Case ID: f-appx_417/html/0395-01.html
Source: Caselaw Access Project
Author: {"author": "PER CURIAM: \n    ", "license": "Public Domain", "url": "https://static.case.law/"}
Date Created: 2024-08-24T03:29:51.129683

In the Matter of Brian RISHEL; Betty Rishel, Debtors. Merchants & Farmers Bank, Appellee, v. Brian Rishel; Betty Rishel, Appellants.
    No. 10-60408
    Summary Calendar.
    United States Court of Appeals, Fifth Circuit.
    Feb. 15, 2011.
    William F. Schneller, Jr., Jones & Schneller, Holly Springs, MS, for Appellee.
    Billy Sean Akins, Akins & Adams, P.A., Ripley, MS, for Appellants.
    Before JOLLY, GARZA, and STEWART, Circuit Judges.
   PER CURIAM:

Appellants Brian and Betty Rishel (“Rishels”) appeal the district court’s order to remand this bankruptcy matter to Mississippi state court. We DISMISS the appeal because we lack jurisdiction to review a district court’s order to remand when such a decision is based on procedural defects in the removal process.

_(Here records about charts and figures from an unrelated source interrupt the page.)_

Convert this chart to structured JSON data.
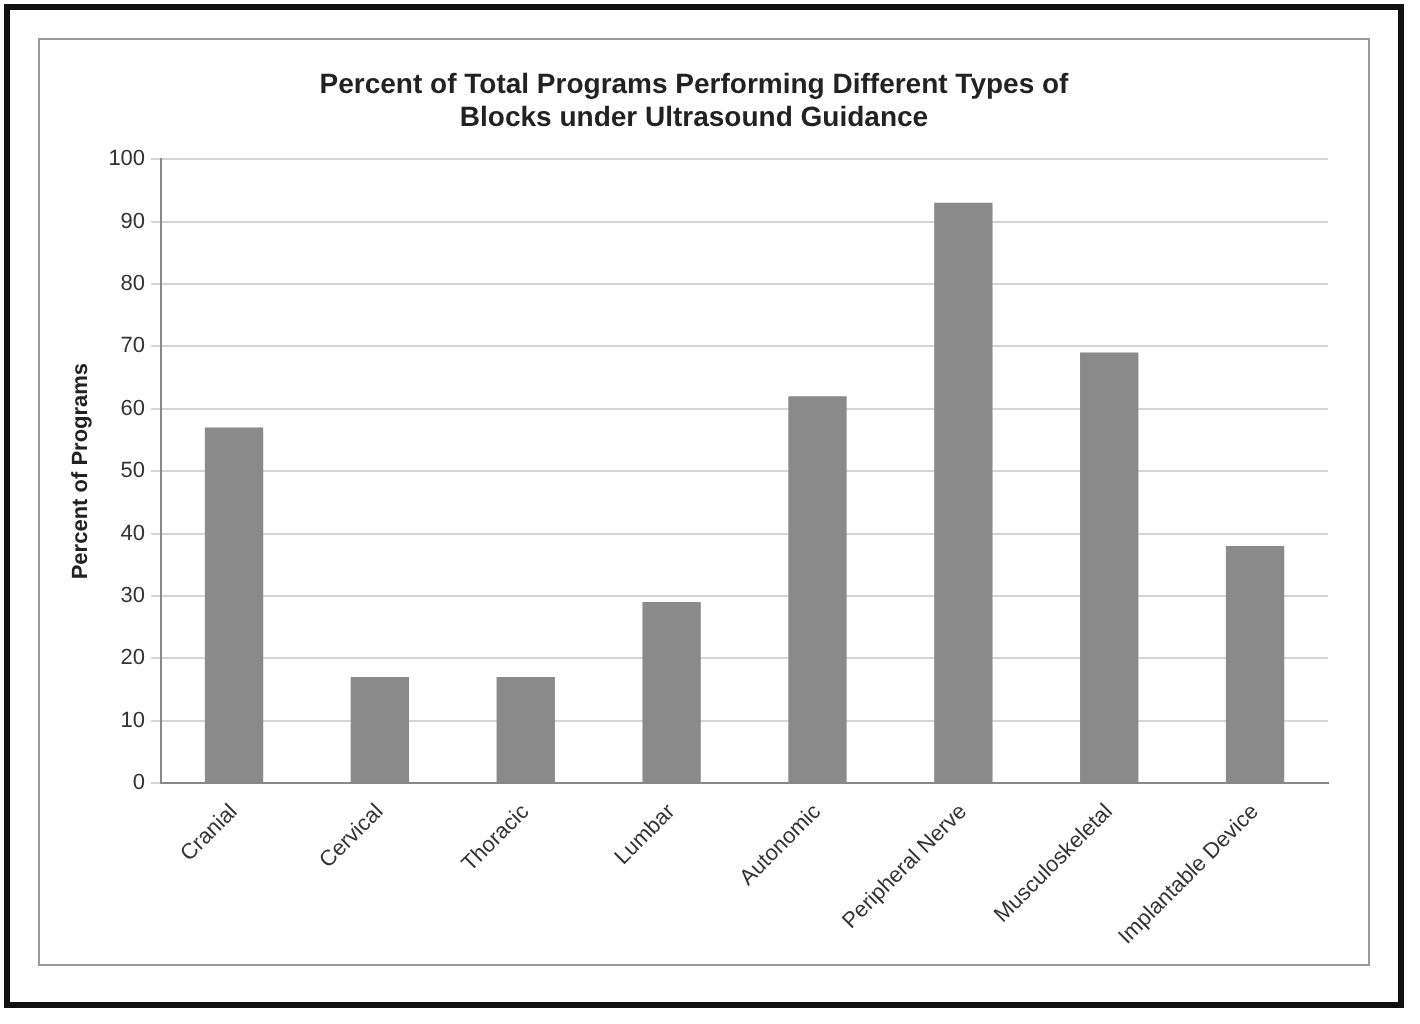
{
  "chart_data": {
    "type": "bar",
    "title": "Percent of Total Programs Performing Different Types of Blocks under Ultrasound Guidance",
    "ylabel": "Percent of Programs",
    "categories": [
      "Cranial",
      "Cervical",
      "Thoracic",
      "Lumbar",
      "Autonomic",
      "Peripheral Nerve",
      "Musculoskeletal",
      "Implantable Device"
    ],
    "values": [
      57,
      17,
      17,
      29,
      62,
      93,
      69,
      38
    ],
    "color": "#8a8a8a",
    "ylim": [
      0,
      100
    ],
    "yticks": [
      0,
      10,
      20,
      30,
      40,
      50,
      60,
      70,
      80,
      90,
      100
    ],
    "grid": "y",
    "legend": false
  }
}
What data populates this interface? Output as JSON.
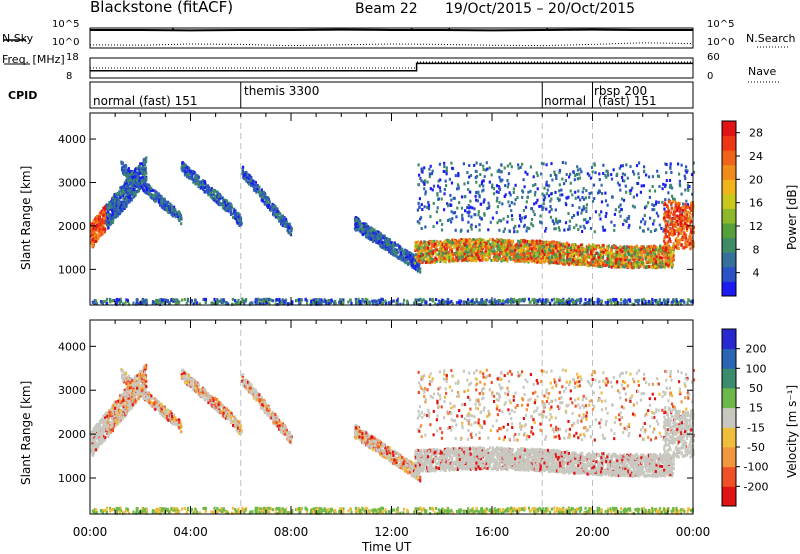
{
  "chart_data": [
    {
      "type": "line",
      "title": "Blackstone (fitACF)",
      "beam": "Beam 22",
      "date_range": "19/Oct/2015 – 20/Oct/2015",
      "left_label": "N.Sky",
      "right_label": "N.Search",
      "left_ticks": [
        "10^5",
        "10^0"
      ],
      "right_ticks": [
        "10^5",
        "10^0"
      ],
      "series": [
        {
          "values_log10": [
            4.5,
            4.5,
            4.4,
            4.5,
            4.5,
            4.6,
            4.5,
            4.5,
            4.4,
            4.5,
            4.6,
            4.5,
            4.5
          ]
        },
        {
          "values_log10": [
            0.8,
            0.7,
            1.0,
            0.9,
            0.6,
            0.8,
            1.0,
            0.9,
            0.7,
            0.6,
            0.9,
            1.3,
            1.1
          ]
        }
      ]
    },
    {
      "type": "line",
      "left_label": "Freq. [MHz]",
      "right_label": "Nave",
      "left_ticks": [
        "18",
        "8"
      ],
      "right_ticks": [
        "60",
        "0"
      ],
      "freq_steps": [
        [
          0,
          13.0,
          11.6
        ],
        [
          13.0,
          24.0,
          15.3
        ]
      ],
      "nave_steps": [
        [
          0,
          13.0,
          30
        ],
        [
          13.0,
          24.0,
          48
        ]
      ]
    },
    {
      "type": "table",
      "label": "CPID",
      "segments": [
        {
          "start_hr": 0.0,
          "text": "normal (fast) 151"
        },
        {
          "start_hr": 6.0,
          "text": "themis 3300"
        },
        {
          "start_hr": 18.0,
          "text": "normal"
        },
        {
          "start_hr": 20.0,
          "text": "rbsp 200"
        },
        {
          "start_hr": 20.0,
          "text": "(fast) 151"
        }
      ]
    },
    {
      "type": "heatmap",
      "ylabel": "Slant Range [km]",
      "yticks": [
        1000,
        2000,
        3000,
        4000
      ],
      "ylim": [
        180,
        4600
      ],
      "colorbar": {
        "label": "Power [dB]",
        "ticks": [
          4,
          8,
          12,
          16,
          20,
          24,
          28
        ],
        "colors": [
          "#1c1cf0",
          "#2a52c4",
          "#36709a",
          "#3e8c66",
          "#56a03c",
          "#8cb82a",
          "#c8c81c",
          "#f0b41a",
          "#f08c1c",
          "#f0641a",
          "#ec3616",
          "#e01414"
        ]
      }
    },
    {
      "type": "heatmap",
      "ylabel": "Slant Range [km]",
      "yticks": [
        1000,
        2000,
        3000,
        4000
      ],
      "ylim": [
        180,
        4600
      ],
      "xlabel": "Time UT",
      "xticks": [
        "00:00",
        "04:00",
        "08:00",
        "12:00",
        "16:00",
        "20:00",
        "00:00"
      ],
      "xlim_hours": [
        0,
        24
      ],
      "colorbar": {
        "label": "Velocity [m s⁻¹]",
        "ticks": [
          200,
          100,
          50,
          15,
          -15,
          -50,
          -100,
          -200
        ],
        "colors": [
          "#2828d0",
          "#2c64b4",
          "#3a8c6c",
          "#6cb848",
          "#c8c8c0",
          "#f0be3c",
          "#f0963c",
          "#f05028",
          "#e01414"
        ]
      }
    }
  ],
  "colors": {
    "axis": "#000000",
    "dashed_marker": "#c0c0c0"
  }
}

Several months after the Rishels closed their Chapter 7 bankruptcy case, Merchants & Farmers Bank (“Merchants”) joined the Rishels as defendants to a Mississippi court case in which Merchants sought to reform a deed of trust for real property owned by the Rishels. The Rishels were served with the complaint on September 9, 2008. On October 9, 2008, the Rishels filed a motion to reopen the bankruptcy case, which the bankruptcy court granted. On November 14, 2008, more than sixty days after service of the complaint, the Rishels filed a notice of removal. Merchants timely filed a motion to remand, which the bankruptcy court granted. The Rishels appealed that decision to the district court, which affirmed the bankruptcy court. The Rishels now appeal to us, arguing that the district court erred by concluding that the couple had untimely filed them notice of removal. The Rishels also allege that the lower courts erred by concluding that their motion to reopen did not constitute a notice of removal.

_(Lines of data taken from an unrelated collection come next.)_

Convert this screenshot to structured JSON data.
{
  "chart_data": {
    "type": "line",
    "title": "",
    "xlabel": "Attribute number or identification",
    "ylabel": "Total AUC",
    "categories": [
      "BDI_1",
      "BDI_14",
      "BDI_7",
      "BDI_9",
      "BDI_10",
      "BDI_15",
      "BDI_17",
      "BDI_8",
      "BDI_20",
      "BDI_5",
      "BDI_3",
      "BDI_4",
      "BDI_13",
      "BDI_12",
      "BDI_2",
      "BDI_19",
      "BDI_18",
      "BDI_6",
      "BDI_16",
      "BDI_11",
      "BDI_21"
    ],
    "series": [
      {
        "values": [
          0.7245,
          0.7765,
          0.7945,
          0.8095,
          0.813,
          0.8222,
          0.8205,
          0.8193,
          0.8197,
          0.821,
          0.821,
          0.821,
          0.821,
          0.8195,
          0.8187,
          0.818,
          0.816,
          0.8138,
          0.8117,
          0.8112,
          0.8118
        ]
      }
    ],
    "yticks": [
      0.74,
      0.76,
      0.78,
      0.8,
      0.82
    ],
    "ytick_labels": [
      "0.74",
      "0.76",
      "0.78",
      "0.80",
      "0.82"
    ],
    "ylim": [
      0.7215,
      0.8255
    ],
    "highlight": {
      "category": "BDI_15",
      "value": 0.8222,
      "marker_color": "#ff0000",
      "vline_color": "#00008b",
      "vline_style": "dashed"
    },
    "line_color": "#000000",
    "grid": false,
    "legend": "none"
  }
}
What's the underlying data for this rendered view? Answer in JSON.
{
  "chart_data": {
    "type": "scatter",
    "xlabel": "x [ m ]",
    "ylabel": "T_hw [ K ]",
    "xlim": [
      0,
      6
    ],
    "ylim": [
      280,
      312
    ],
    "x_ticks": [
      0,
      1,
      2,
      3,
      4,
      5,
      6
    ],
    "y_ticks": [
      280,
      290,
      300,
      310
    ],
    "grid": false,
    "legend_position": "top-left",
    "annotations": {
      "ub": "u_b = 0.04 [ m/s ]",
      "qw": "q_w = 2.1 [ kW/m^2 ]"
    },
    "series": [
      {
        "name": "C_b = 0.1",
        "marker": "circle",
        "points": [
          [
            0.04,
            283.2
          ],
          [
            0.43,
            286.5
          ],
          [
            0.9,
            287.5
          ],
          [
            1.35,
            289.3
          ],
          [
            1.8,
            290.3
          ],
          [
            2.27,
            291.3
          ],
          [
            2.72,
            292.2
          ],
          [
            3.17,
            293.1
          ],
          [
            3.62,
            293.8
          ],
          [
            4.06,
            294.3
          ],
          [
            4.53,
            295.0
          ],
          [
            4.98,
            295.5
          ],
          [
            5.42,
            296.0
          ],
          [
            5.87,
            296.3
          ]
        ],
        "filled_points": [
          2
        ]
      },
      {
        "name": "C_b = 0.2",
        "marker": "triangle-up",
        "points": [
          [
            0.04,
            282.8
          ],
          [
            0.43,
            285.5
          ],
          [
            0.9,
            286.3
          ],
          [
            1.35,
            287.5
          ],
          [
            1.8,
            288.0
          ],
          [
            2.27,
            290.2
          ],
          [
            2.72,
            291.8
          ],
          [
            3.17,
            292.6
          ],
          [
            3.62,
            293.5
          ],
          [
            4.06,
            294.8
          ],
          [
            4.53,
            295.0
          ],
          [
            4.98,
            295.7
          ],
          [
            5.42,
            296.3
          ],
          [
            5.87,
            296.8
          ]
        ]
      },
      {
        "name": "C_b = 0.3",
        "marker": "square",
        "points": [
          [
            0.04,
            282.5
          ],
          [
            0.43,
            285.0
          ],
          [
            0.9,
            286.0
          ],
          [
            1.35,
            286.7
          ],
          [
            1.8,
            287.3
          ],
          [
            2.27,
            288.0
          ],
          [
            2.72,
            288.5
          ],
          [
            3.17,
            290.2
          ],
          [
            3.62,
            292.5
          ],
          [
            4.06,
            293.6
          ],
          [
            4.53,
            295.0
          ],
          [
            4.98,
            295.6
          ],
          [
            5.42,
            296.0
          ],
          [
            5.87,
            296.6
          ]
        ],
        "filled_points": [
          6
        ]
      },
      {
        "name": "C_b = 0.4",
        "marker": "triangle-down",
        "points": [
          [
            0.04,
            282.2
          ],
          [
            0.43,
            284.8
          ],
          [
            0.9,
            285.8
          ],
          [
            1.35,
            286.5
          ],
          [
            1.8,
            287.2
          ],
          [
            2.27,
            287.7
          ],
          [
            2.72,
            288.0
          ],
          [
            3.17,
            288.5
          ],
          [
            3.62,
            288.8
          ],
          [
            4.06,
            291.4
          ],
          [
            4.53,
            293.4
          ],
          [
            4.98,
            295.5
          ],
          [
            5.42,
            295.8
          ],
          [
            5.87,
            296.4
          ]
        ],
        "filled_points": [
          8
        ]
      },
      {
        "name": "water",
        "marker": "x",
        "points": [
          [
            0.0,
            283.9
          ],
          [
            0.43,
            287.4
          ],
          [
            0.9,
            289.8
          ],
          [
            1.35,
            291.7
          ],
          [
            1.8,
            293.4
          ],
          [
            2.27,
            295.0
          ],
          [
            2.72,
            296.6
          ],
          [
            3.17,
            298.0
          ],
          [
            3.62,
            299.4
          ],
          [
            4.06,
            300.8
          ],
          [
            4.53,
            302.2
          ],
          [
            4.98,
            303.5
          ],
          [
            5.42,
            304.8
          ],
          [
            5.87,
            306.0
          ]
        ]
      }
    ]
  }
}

Under Rule 9027(a)(3) of the Federal Rules of Bankruptcy Procedure, in a proceeding such as this one, notice of removal must be filed within thirty days of service of the pleading that a party seeks to remove to federal court. See also 28 U.S.C. § 1446(b). Except in civil rights cases, if a district court grants a timely motion to remand based on procedural defects in the removal process, we lack jurisdiction to consider the district court’s order. 28 U.S.C. § 1447(d); Powerex Corp. v. Reliant Energy Servs., Inc., 551 U.S. 224, 229, 127 S.Ct. 2411, 168 L.Ed.2d 112 (2007); Price v. Johnson, 600 F.3d 460, 462 (5th Cir.2010); see also Certa v. Cain, No. 08-20491, 308 Fed.Appx. 845, 847 (5th Cir. 2009) (unpublished).

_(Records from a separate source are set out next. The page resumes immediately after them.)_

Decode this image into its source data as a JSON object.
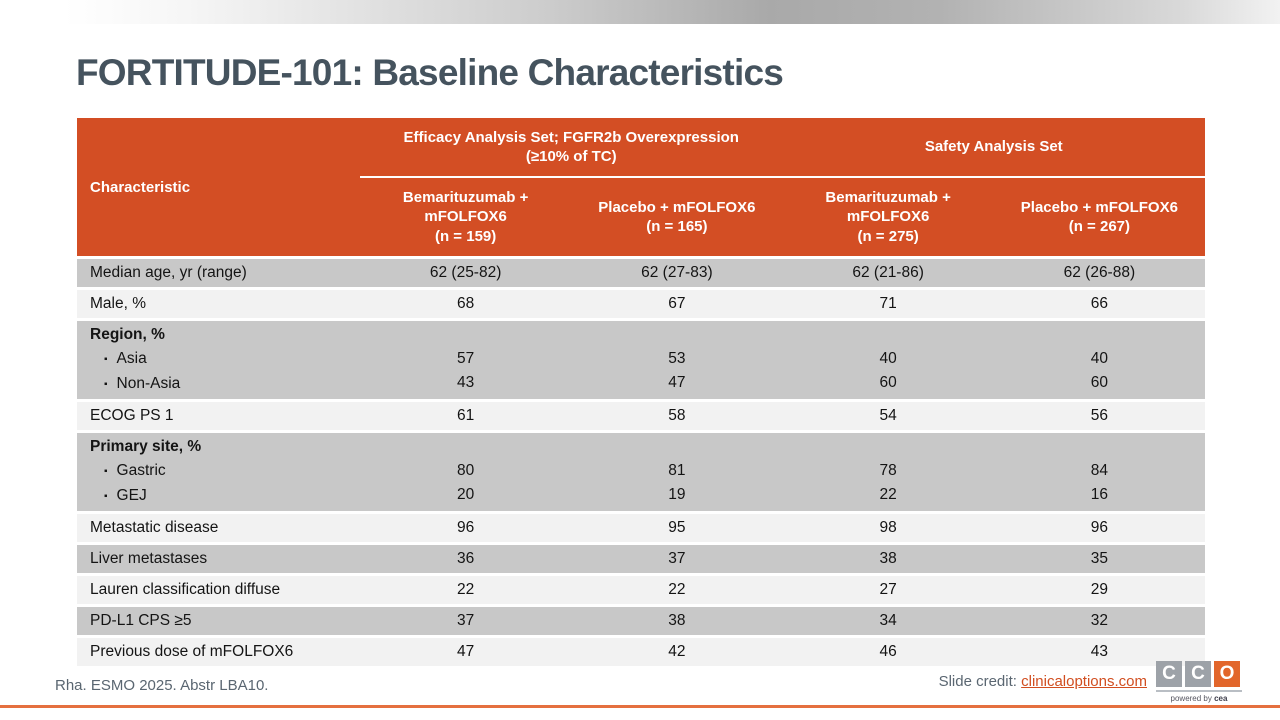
{
  "slide": {
    "title": "FORTITUDE-101: Baseline Characteristics",
    "footnote": "Rha. ESMO 2025. Abstr LBA10.",
    "credit_label": "Slide credit: ",
    "credit_link": "clinicaloptions.com"
  },
  "logo": {
    "letters": [
      "C",
      "C",
      "O"
    ],
    "tagline_prefix": "powered by ",
    "tagline_brand": "cea"
  },
  "colors": {
    "accent": "#D34E24",
    "row_dark": "#C8C8C8",
    "row_light": "#F2F2F2",
    "title": "#45535E",
    "footnote": "#5A6671",
    "link": "#D14E20",
    "line_orange": "#E5703F",
    "logo_gray": "#9DA2A8",
    "logo_orange": "#E2662B"
  },
  "table": {
    "bullet_glyph": "▪",
    "header": {
      "characteristic": "Characteristic",
      "groups": [
        {
          "line1": "Efficacy Analysis Set; FGFR2b Overexpression",
          "line2": "(≥10% of TC)"
        },
        {
          "line1": "Safety Analysis Set",
          "line2": ""
        }
      ],
      "columns": [
        {
          "line1": "Bemarituzumab +",
          "line2": "mFOLFOX6",
          "line3": "(n = 159)"
        },
        {
          "line1": "Placebo + mFOLFOX6",
          "line2": "(n = 165)",
          "line3": ""
        },
        {
          "line1": "Bemarituzumab +",
          "line2": "mFOLFOX6",
          "line3": "(n = 275)"
        },
        {
          "line1": "Placebo + mFOLFOX6",
          "line2": "(n = 267)",
          "line3": ""
        }
      ]
    },
    "rows": [
      {
        "label": "Median age, yr (range)",
        "shade": "dark",
        "values": [
          "62 (25-82)",
          "62 (27-83)",
          "62 (21-86)",
          "62 (26-88)"
        ]
      },
      {
        "label": "Male, %",
        "shade": "light",
        "values": [
          "68",
          "67",
          "71",
          "66"
        ]
      },
      {
        "label": "Region, %",
        "shade": "dark",
        "sub": [
          {
            "label": "Asia",
            "values": [
              "57",
              "53",
              "40",
              "40"
            ]
          },
          {
            "label": "Non-Asia",
            "values": [
              "43",
              "47",
              "60",
              "60"
            ]
          }
        ]
      },
      {
        "label": "ECOG PS 1",
        "shade": "light",
        "values": [
          "61",
          "58",
          "54",
          "56"
        ]
      },
      {
        "label": "Primary site, %",
        "shade": "dark",
        "sub": [
          {
            "label": "Gastric",
            "values": [
              "80",
              "81",
              "78",
              "84"
            ]
          },
          {
            "label": "GEJ",
            "values": [
              "20",
              "19",
              "22",
              "16"
            ]
          }
        ]
      },
      {
        "label": "Metastatic disease",
        "shade": "light",
        "values": [
          "96",
          "95",
          "98",
          "96"
        ]
      },
      {
        "label": "Liver metastases",
        "shade": "dark",
        "values": [
          "36",
          "37",
          "38",
          "35"
        ]
      },
      {
        "label": "Lauren classification diffuse",
        "shade": "light",
        "values": [
          "22",
          "22",
          "27",
          "29"
        ]
      },
      {
        "label": "PD-L1 CPS ≥5",
        "shade": "dark",
        "values": [
          "37",
          "38",
          "34",
          "32"
        ]
      },
      {
        "label": "Previous dose of mFOLFOX6",
        "shade": "light",
        "values": [
          "47",
          "42",
          "46",
          "43"
        ]
      }
    ]
  }
}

Here, the Rishels failed to meet the filing deadlines in § 1446(b) and Rule 9027(a) because the couple filed a notice of removal more than thirty days after being served with Merchant’s complaint. The district court affirmed the bankruptcy court’s motion to remand based on a procedural defect — the Rishels’ untimely notice of removal. Under 28 U.S.C. § 1447(d), we lack jurisdiction to review the district court’s order and we are prevented from further consideration of the Rishels’ arguments. Powerex, 551 U.S. at 229, 127 S.Ct. 2411; see also Price, 600 F.3d at 462.

APPEAL DISMISSED. 
      
       Pursuant to 5th Cir. R. 47.5, the court has determined that this opinion should not be published and is not precedent except under the limited circumstances set forth in 5th Cir. R. 47.5.4.